Developers Face New Opportunities and New Challenges

For developers, tokenization may enable access to a broader investor base and lower their cost of capital if liquidity attracts more participants. But it also introduces complexity, requiring developers to navigate new regulatory and technological landscapes to issue tokenized securities.

“Fundraising opportunities like real-world assets (RWAs) are a very hot topic, and people want to get in,” Gaffney says. Developers who successfully tokenize projects may find it easier to raise capital, as institutional investors seek exposure to this new structure.

Yet each tokenized offering is unique. “Each RWA is going to be unique in terms of structure, governance rights, and economic terms,” Gaffney notes. There is no standard template for tokenizing a development project, so developers and their legal advisors must build each structure from the ground up.

What Will Drive Mainstream Adoption?

According to Gaffney, three factors will determine how quickly tokenization becomes a standard in development finance: time, user education, and regulatory clarity. “Tokenization is a much more efficient model,” he says, but efficiency alone is not enough.
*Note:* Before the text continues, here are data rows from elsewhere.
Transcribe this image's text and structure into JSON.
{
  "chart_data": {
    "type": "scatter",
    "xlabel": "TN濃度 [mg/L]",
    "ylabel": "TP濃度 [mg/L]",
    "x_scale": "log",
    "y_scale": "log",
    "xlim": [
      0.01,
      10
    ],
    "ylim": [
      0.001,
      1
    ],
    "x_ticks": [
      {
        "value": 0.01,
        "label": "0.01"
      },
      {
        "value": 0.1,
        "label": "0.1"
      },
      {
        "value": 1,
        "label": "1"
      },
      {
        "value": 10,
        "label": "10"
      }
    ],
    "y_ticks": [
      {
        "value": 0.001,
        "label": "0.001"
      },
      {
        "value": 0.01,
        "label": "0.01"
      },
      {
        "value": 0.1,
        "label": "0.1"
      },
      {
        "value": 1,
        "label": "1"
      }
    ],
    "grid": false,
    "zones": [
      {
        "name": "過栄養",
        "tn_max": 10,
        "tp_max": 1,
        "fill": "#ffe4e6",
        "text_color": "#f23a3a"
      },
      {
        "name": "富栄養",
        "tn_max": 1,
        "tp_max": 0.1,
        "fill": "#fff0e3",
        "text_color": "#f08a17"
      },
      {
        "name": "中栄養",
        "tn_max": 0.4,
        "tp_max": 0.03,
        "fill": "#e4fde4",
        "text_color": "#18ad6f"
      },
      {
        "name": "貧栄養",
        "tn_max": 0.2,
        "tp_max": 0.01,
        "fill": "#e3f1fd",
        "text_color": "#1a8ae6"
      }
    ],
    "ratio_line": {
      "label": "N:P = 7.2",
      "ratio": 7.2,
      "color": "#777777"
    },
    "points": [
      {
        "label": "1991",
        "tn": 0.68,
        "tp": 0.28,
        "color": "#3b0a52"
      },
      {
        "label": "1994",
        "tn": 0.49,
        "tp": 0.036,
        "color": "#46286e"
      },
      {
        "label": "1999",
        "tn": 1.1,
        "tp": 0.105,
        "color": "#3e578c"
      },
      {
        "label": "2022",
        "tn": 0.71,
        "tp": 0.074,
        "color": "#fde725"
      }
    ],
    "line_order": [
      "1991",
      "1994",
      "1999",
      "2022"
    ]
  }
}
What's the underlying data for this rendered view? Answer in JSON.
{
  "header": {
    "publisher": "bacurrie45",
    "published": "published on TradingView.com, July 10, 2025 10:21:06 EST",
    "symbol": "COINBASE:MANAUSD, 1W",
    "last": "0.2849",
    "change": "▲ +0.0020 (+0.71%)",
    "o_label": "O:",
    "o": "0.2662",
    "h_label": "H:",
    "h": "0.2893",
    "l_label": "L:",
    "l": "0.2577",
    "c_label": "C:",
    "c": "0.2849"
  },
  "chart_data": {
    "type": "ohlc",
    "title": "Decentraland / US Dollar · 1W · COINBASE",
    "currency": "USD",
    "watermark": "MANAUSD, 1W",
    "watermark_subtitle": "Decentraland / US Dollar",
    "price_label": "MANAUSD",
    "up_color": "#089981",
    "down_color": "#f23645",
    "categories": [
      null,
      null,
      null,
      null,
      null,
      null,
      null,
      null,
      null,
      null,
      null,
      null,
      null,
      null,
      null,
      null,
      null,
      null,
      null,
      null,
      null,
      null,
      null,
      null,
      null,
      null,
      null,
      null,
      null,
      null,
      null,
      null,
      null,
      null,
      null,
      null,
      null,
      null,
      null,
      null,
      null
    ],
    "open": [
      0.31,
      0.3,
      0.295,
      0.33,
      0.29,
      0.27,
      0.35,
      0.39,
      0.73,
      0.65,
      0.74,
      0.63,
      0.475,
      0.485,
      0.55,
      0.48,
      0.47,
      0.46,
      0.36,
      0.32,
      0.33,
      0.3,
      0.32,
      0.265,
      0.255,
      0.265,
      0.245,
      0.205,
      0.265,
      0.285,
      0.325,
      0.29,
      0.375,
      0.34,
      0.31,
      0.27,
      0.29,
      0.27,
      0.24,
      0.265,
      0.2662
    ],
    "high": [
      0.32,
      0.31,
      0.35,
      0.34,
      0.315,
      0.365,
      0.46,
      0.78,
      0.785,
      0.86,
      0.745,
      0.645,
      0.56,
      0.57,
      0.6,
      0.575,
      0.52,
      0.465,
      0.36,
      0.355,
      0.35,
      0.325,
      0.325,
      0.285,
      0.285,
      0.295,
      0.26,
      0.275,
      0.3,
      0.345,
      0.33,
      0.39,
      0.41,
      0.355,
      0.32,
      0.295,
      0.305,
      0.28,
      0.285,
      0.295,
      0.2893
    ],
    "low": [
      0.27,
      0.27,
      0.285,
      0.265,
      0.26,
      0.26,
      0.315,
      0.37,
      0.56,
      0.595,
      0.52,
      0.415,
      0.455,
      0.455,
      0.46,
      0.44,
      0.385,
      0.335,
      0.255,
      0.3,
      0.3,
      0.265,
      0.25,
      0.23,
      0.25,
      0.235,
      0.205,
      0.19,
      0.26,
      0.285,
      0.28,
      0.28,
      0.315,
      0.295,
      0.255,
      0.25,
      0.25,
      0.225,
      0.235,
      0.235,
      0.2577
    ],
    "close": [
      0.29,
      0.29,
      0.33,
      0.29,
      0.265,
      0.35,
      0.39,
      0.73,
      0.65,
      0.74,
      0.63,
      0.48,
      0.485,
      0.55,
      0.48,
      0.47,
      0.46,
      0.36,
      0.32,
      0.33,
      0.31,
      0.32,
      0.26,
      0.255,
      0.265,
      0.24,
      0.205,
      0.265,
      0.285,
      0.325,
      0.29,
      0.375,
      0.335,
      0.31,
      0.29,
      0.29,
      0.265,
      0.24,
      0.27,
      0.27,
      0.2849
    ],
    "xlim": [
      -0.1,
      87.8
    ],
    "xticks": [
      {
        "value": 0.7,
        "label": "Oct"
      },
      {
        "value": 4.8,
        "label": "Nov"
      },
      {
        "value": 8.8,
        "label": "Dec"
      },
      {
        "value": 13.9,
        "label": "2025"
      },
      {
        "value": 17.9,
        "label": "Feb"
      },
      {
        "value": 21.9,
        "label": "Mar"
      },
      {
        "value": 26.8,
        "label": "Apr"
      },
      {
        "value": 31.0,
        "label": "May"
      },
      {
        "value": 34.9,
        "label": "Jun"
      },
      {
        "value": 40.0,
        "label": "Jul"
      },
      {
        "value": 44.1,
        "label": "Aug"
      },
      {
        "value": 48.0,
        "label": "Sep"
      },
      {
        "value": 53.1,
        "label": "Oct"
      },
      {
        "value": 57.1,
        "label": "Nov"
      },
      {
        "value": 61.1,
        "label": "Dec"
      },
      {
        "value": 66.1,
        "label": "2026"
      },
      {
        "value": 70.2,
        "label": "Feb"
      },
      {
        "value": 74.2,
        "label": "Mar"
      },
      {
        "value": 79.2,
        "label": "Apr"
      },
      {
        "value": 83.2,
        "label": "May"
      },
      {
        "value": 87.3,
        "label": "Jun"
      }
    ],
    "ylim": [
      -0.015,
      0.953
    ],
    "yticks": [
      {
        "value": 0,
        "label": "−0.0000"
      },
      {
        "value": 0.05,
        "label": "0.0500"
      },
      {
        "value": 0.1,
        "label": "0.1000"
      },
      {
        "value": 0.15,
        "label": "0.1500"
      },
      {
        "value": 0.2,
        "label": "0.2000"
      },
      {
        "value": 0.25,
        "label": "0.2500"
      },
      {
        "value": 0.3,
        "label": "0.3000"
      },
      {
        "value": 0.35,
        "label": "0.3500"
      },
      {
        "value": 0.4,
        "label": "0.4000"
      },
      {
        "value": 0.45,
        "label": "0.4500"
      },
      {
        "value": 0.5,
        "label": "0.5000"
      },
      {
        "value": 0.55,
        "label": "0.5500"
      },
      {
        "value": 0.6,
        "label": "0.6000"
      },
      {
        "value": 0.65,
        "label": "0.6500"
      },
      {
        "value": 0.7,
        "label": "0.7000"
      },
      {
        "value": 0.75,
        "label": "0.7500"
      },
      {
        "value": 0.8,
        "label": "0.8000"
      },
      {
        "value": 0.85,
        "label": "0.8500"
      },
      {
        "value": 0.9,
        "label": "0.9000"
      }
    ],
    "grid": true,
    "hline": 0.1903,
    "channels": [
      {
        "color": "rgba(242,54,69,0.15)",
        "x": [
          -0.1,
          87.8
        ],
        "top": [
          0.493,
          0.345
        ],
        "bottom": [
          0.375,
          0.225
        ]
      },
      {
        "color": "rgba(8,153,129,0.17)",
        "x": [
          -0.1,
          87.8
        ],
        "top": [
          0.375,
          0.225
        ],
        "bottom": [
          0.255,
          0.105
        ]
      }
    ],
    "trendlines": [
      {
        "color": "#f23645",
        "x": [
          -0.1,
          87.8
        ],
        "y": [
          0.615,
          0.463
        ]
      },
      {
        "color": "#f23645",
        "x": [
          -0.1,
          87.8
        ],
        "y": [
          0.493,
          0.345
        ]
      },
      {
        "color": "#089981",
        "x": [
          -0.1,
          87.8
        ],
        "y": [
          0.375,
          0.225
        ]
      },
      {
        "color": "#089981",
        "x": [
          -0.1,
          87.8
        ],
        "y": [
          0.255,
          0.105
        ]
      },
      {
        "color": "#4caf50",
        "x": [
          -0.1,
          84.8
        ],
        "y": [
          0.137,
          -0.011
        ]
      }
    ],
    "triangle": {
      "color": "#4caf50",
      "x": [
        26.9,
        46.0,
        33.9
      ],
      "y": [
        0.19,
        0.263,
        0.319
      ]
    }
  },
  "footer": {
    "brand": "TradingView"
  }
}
Investors and developers need to understand how the technology works and why it is preferable to existing options.

Regulatory clarity is the biggest hurdle. Gaffney argues that Congress must enact legislation to establish clear rules governing the tokenization of real-world assets. “If Congress can pass a bill that says, ‘Here’s exactly how you do an RWA tokenization for a real-world asset. Here are the rules, here are the filings you need to do—go for it,’ then institutions will become more comfortable with it. There’s less liability if they do it incorrectly.”

Until such a regulation is in place, tokenization will remain experimental. Most institutions are unwilling to assume the legal uncertainty associated with pioneering new structures in the absence of clear guidelines. For now, tokenized development equity is being tested primarily by a small number of early adopters willing to navigate the regulatory gray area.

Looking Ahead: When Will Tokenization Become Standard?

The underlying economics point to eventual widespread adoption. Large pools of capital want more flexible ways to participate in development, and developers want access to that capital. Tokenization provides a way to bridge the gap by introducing liquidity into an asset class that has historically been locked for years at a time.

The timeline for mainstream adoption will depend on how quickly regulatory frameworks develop and how effectively market participants are educated about the benefits and mechanics of tokenized structures. Early movers may gain an advantage by attracting capital that would otherwise remain sidelined by illiquidity.

The shift toward tokenization in real estate development is not about creating new returns or shortening project timelines. It is about unlocking capital that is otherwise constrained by rigid structures—thereby enabling a wider range of investors to participate and institutions to manage risk and liquidity more effectively. The question is not whether tokenization will become a part of development finance, but how quickly the industry will adapt and which players will lead the way.